The good news is that it’s not really the crystal oscillator which is causing problems, but the main circuitry of the ATmega, and that there’s a very easy fix for it: when running at voltages below 3.3V, you should set the ATmega’s pre-scaler to 2, causing the system clock to run at 8 MHz. When running even lower, perhaps under 2.4 V or so, set the pre-scaler to 4, i.e. run the system clock at 4 MHz. This also explains the presence of the divide-by-8 fuse bit: when you need to start up at low voltages, you can force the ATmega to always power up with a clock pre-scaler of 8, and then adjust the pre-scaler under software control after power-up, once the voltage has been verified to be sufficient. Without this setting, an ATmega would not be able to reliably start up at 1.8V, even if it’s meant to run much faster most of the time.
Note that the RF12 driver will still work at 4 MHz, but not less: the interrupt service time will be too slow for proper operation at any slower rate.

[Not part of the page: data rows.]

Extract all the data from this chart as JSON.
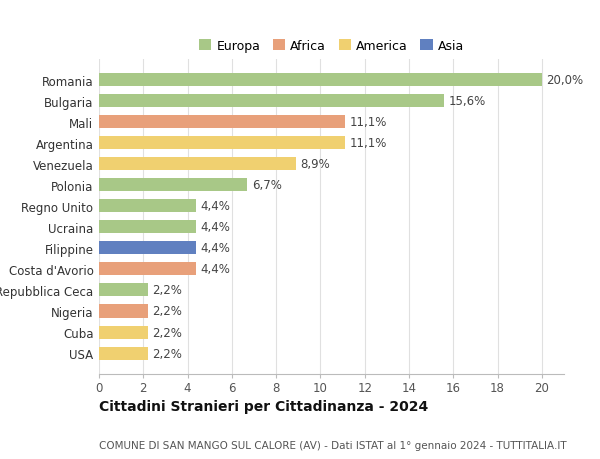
{
  "categories": [
    "Romania",
    "Bulgaria",
    "Mali",
    "Argentina",
    "Venezuela",
    "Polonia",
    "Regno Unito",
    "Ucraina",
    "Filippine",
    "Costa d'Avorio",
    "Repubblica Ceca",
    "Nigeria",
    "Cuba",
    "USA"
  ],
  "values": [
    20.0,
    15.6,
    11.1,
    11.1,
    8.9,
    6.7,
    4.4,
    4.4,
    4.4,
    4.4,
    2.2,
    2.2,
    2.2,
    2.2
  ],
  "labels": [
    "20,0%",
    "15,6%",
    "11,1%",
    "11,1%",
    "8,9%",
    "6,7%",
    "4,4%",
    "4,4%",
    "4,4%",
    "4,4%",
    "2,2%",
    "2,2%",
    "2,2%",
    "2,2%"
  ],
  "colors": [
    "#a8c887",
    "#a8c887",
    "#e8a07a",
    "#f0d070",
    "#f0d070",
    "#a8c887",
    "#a8c887",
    "#a8c887",
    "#6080c0",
    "#e8a07a",
    "#a8c887",
    "#e8a07a",
    "#f0d070",
    "#f0d070"
  ],
  "legend_labels": [
    "Europa",
    "Africa",
    "America",
    "Asia"
  ],
  "legend_colors": [
    "#a8c887",
    "#e8a07a",
    "#f0d070",
    "#6080c0"
  ],
  "title": "Cittadini Stranieri per Cittadinanza - 2024",
  "subtitle": "COMUNE DI SAN MANGO SUL CALORE (AV) - Dati ISTAT al 1° gennaio 2024 - TUTTITALIA.IT",
  "xlim": [
    0,
    21
  ],
  "xticks": [
    0,
    2,
    4,
    6,
    8,
    10,
    12,
    14,
    16,
    18,
    20
  ],
  "background_color": "#ffffff",
  "grid_color": "#e0e0e0",
  "bar_height": 0.62,
  "label_fontsize": 8.5,
  "tick_fontsize": 8.5,
  "title_fontsize": 10,
  "subtitle_fontsize": 7.5
}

Another important issue to be aware of when running a JeeNode at voltages under 3.3V, is that the MCP1702 voltage regulator will no longer be able to regulate the incoming voltage. It can only reduce the input voltage for regulation, so when there is no “headroom” left, the regulator will just pass whatever is left, minus a small “dropout” voltage difference. Hence its name LDO: Low-DropOut.
The problem is that all LDO regulators start consuming (i.e. wasting) more idle current in this situation. See this weblog post for the measured values – which can be substantial!
To avoid this, you should really disconnect the LDO altogether, or at least its ground pin.
A third aspect of running at lower voltages, is that you need to verify that all the parts of the circuit continue to work. This applies to sensors as well as to the RFM12B radio – which should only be operated between 2.2V and 3.8V.
Actually, some experiments a while back showed that the radio could work down to 1.85V, but I suspect that things like transmit power will be greatly reduced at such supply levels.
Lastly, when the supply voltage is lowered, you need to keep some secondary effects in mind: the ADC will operate against a lower reference voltage as well, so its scale will change. One ADC step will be just under 3.3 mV when the supply is 3.3V, but this drops to under 2.0 mV per step with a 2.0V supply.
To summarise: yes, an ATmega/ATtiny can run at voltages below 3.3V, and even an entire JeeNode can, but you need to reduce the system clock by switching the pre-scaler to 2 or 4, and you need to make sure that all parts of your setup can handle these lower voltages.
When you say that everything has switched to CMOS I immediately recall dire warnings about needing to be careful with static electricity. Yet none of guides on this site make a really big point of it, wikipedia doesn’t mention it and I didn’t pay too much attention to it while soldering and everything worked out fine.
So is it that CMOS isn’t that senstive after all, and that you only need to worry about actual sparking, or is there something about the design of chips that’s changed over the years to make them less sensetive?
Hm, that’s a good question. My guess is that the problem has decreased by having ESD protection diodes on all chip pins nowadays. Indeed, I rarely worry about that nowadays, although I do have a static discharge mat on my workbench.
Difficult to generalise, but typically the more complex digital chips have enough die space to integrate in ESD diodes on most, if not all I/O pins. Where it gets tricky is the analogue world – an ESD diode may compromise performance too much (e.g. very low bias current op amp inputs) or with simple discretes (e.g. the gate insulation on a MOSFET is easily compromised).
A professional prototyping/assembly operation continues to use proper precautions (grounding mat, wrist strap, regular checking of all solder stations for earth leakage etc) since it is easier to retain good practice for the times it is important even if much of the time it isn’t.
Even here, faking is common. That black foam and those pretty pink parts bags are anti-static right? Hmmm – get your DVM out if you change supplier and check!